Overall, despite some deficiencies, this Otello does full justice to both Shakespeare and Verdi, and
watching it was a wrenching experience; I found myself crying at the
“Mandolinata” (the heart-rendingly beautiful tribute to Desdemona sung by the
Cypriot townspeople, which evokes Otello’s line, “If she be false, then heaven
mocks itself!”) and shaken by the ending.
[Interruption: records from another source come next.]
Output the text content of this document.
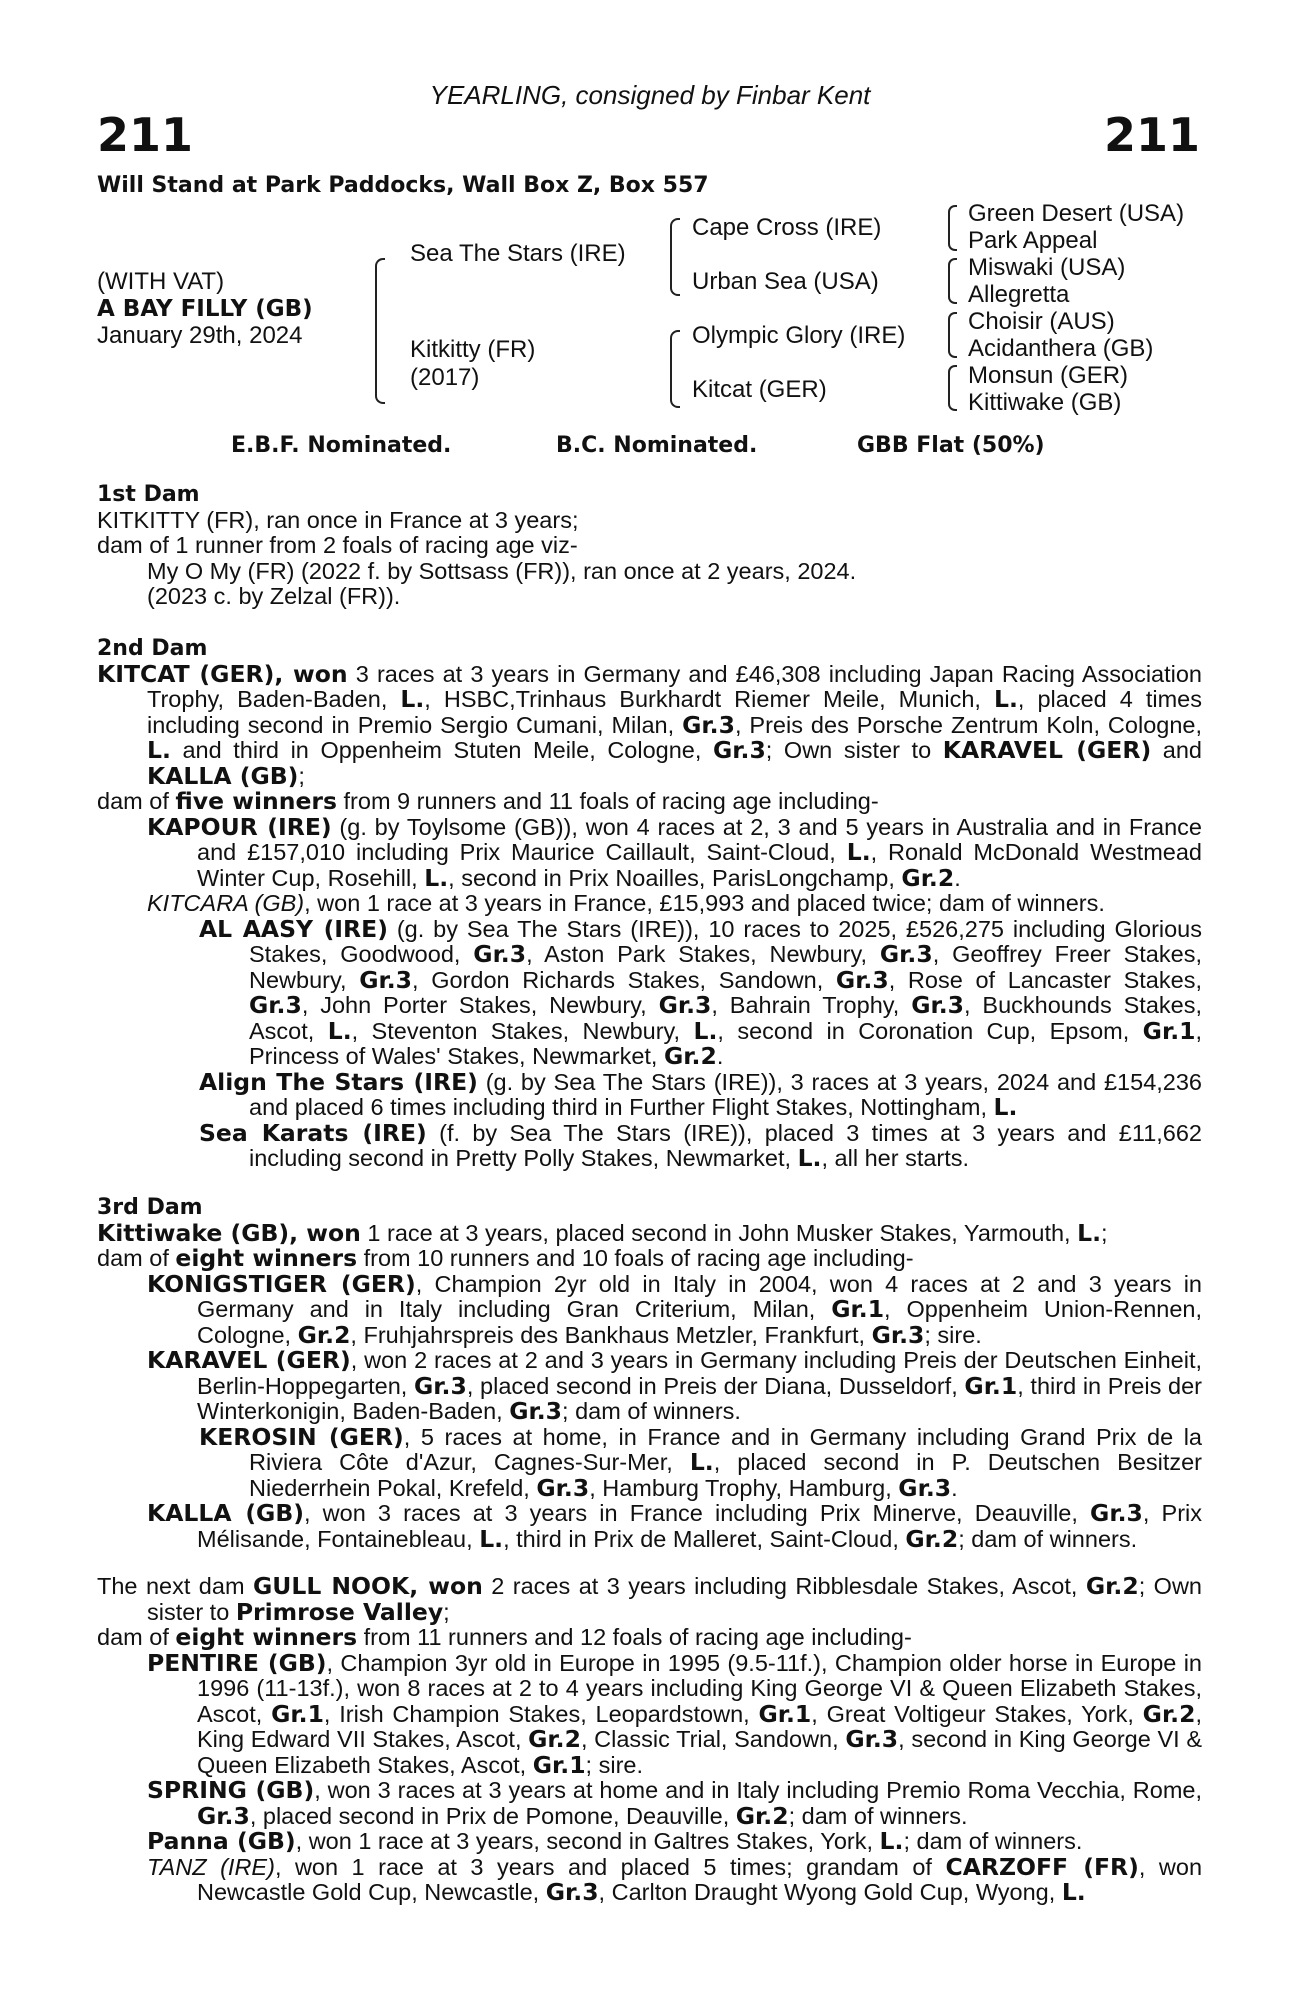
211
YEARLING, consigned by Finbar Kent
211
Will Stand at Park Paddocks, Wall Box Z, Box 557
(WITH VAT)
A BAY FILLY (GB)
January 29th, 2024
Sea The Stars (IRE)
Kitkitty (FR)
(2017)
Cape Cross (IRE)
Urban Sea (USA)
Olympic Glory (IRE)
Kitcat (GER)
Green Desert (USA)
Park Appeal
Miswaki (USA)
Allegretta
Choisir (AUS)
Acidanthera (GB)
Monsun (GER)
Kittiwake (GB)
E.B.F. Nominated.	B.C. Nominated.	GBB Flat (50%)
1st Dam
KITKITTY (FR), ran once in France at 3 years;
dam of 1 runner from 2 foals of racing age viz-
My O My (FR) (2022 f. by Sottsass (FR)), ran once at 2 years, 2024.
(2023 c. by Zelzal (FR)).
2nd Dam
KITCAT (GER), won 3 races at 3 years in Germany and £46,308 including Japan Racing Association Trophy, Baden-Baden, L., HSBC,Trinhaus Burkhardt Riemer Meile, Munich, L., placed 4 times including second in Premio Sergio Cumani, Milan, Gr.3, Preis des Porsche Zentrum Koln, Cologne, L. and third in Oppenheim Stuten Meile, Cologne, Gr.3; Own sister to KARAVEL (GER) and KALLA (GB);
dam of five winners from 9 runners and 11 foals of racing age including-
KAPOUR (IRE) (g. by Toylsome (GB)), won 4 races at 2, 3 and 5 years in Australia and in France and £157,010 including Prix Maurice Caillault, Saint-Cloud, L., Ronald McDonald Westmead Winter Cup, Rosehill, L., second in Prix Noailles, ParisLongchamp, Gr.2.
KITCARA (GB), won 1 race at 3 years in France, £15,993 and placed twice; dam of winners.
AL AASY (IRE) (g. by Sea The Stars (IRE)), 10 races to 2025, £526,275 including Glorious Stakes, Goodwood, Gr.3, Aston Park Stakes, Newbury, Gr.3, Geoffrey Freer Stakes, Newbury, Gr.3, Gordon Richards Stakes, Sandown, Gr.3, Rose of Lancaster Stakes, Gr.3, John Porter Stakes, Newbury, Gr.3, Bahrain Trophy, Gr.3, Buckhounds Stakes, Ascot, L., Steventon Stakes, Newbury, L., second in Coronation Cup, Epsom, Gr.1, Princess of Wales' Stakes, Newmarket, Gr.2.
Align The Stars (IRE) (g. by Sea The Stars (IRE)), 3 races at 3 years, 2024 and £154,236 and placed 6 times including third in Further Flight Stakes, Nottingham, L.
Sea Karats (IRE) (f. by Sea The Stars (IRE)), placed 3 times at 3 years and £11,662 including second in Pretty Polly Stakes, Newmarket, L., all her starts.
3rd Dam
Kittiwake (GB), won 1 race at 3 years, placed second in John Musker Stakes, Yarmouth, L.;
dam of eight winners from 10 runners and 10 foals of racing age including-
KONIGSTIGER (GER), Champion 2yr old in Italy in 2004, won 4 races at 2 and 3 years in Germany and in Italy including Gran Criterium, Milan, Gr.1, Oppenheim Union-Rennen, Cologne, Gr.2, Fruhjahrspreis des Bankhaus Metzler, Frankfurt, Gr.3; sire.
KARAVEL (GER), won 2 races at 2 and 3 years in Germany including Preis der Deutschen Einheit, Berlin-Hoppegarten, Gr.3, placed second in Preis der Diana, Dusseldorf, Gr.1, third in Preis der Winterkonigin, Baden-Baden, Gr.3; dam of winners.
KEROSIN (GER), 5 races at home, in France and in Germany including Grand Prix de la Riviera Côte d'Azur, Cagnes-Sur-Mer, L., placed second in P. Deutschen Besitzer Niederrhein Pokal, Krefeld, Gr.3, Hamburg Trophy, Hamburg, Gr.3.
KALLA (GB), won 3 races at 3 years in France including Prix Minerve, Deauville, Gr.3, Prix Mélisande, Fontainebleau, L., third in Prix de Malleret, Saint-Cloud, Gr.2; dam of winners.
The next dam GULL NOOK, won 2 races at 3 years including Ribblesdale Stakes, Ascot, Gr.2; Own sister to Primrose Valley;
dam of eight winners from 11 runners and 12 foals of racing age including-
PENTIRE (GB), Champion 3yr old in Europe in 1995 (9.5-11f.), Champion older horse in Europe in 1996 (11-13f.), won 8 races at 2 to 4 years including King George VI & Queen Elizabeth Stakes, Ascot, Gr.1, Irish Champion Stakes, Leopardstown, Gr.1, Great Voltigeur Stakes, York, Gr.2, King Edward VII Stakes, Ascot, Gr.2, Classic Trial, Sandown, Gr.3, second in King George VI & Queen Elizabeth Stakes, Ascot, Gr.1; sire.
SPRING (GB), won 3 races at 3 years at home and in Italy including Premio Roma Vecchia, Rome, Gr.3, placed second in Prix de Pomone, Deauville, Gr.2; dam of winners.
Panna (GB), won 1 race at 3 years, second in Galtres Stakes, York, L.; dam of winners.
TANZ (IRE), won 1 race at 3 years and placed 5 times; grandam of CARZOFF (FR), won Newcastle Gold Cup, Newcastle, Gr.3, Carlton Draught Wyong Gold Cup, Wyong, L.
This is the sort of production a
repertory opera company like the Met should be doing: one that legitimately projects a classic
text and looks for its inspiration in what the original composer and librettist
(as well as the writer for their story source!) intended rather than some
conceit of the director’s (though I’ll admit I’ve liked some modern-dress opera
productions, including the marvelous Met Rigoletto in which Michael Mayer moved the action to 1960’s
Las Vegas and made the Duke Frank Sinatra and his courtiers the Rat Pack — that one worked because there was a legitimate parallel
between the moral corruption of the Mantuan court of the original and the moral
corruption of Las Vegas, soaked in alcohol, drugs and Mafia money); it’s the
sort of show that’s a good introduction to Otello as well as one that will give pleasure to someone
like me who knows the opera well (including having seen it, with Domingo in the
title role, in San Francisco in 1978).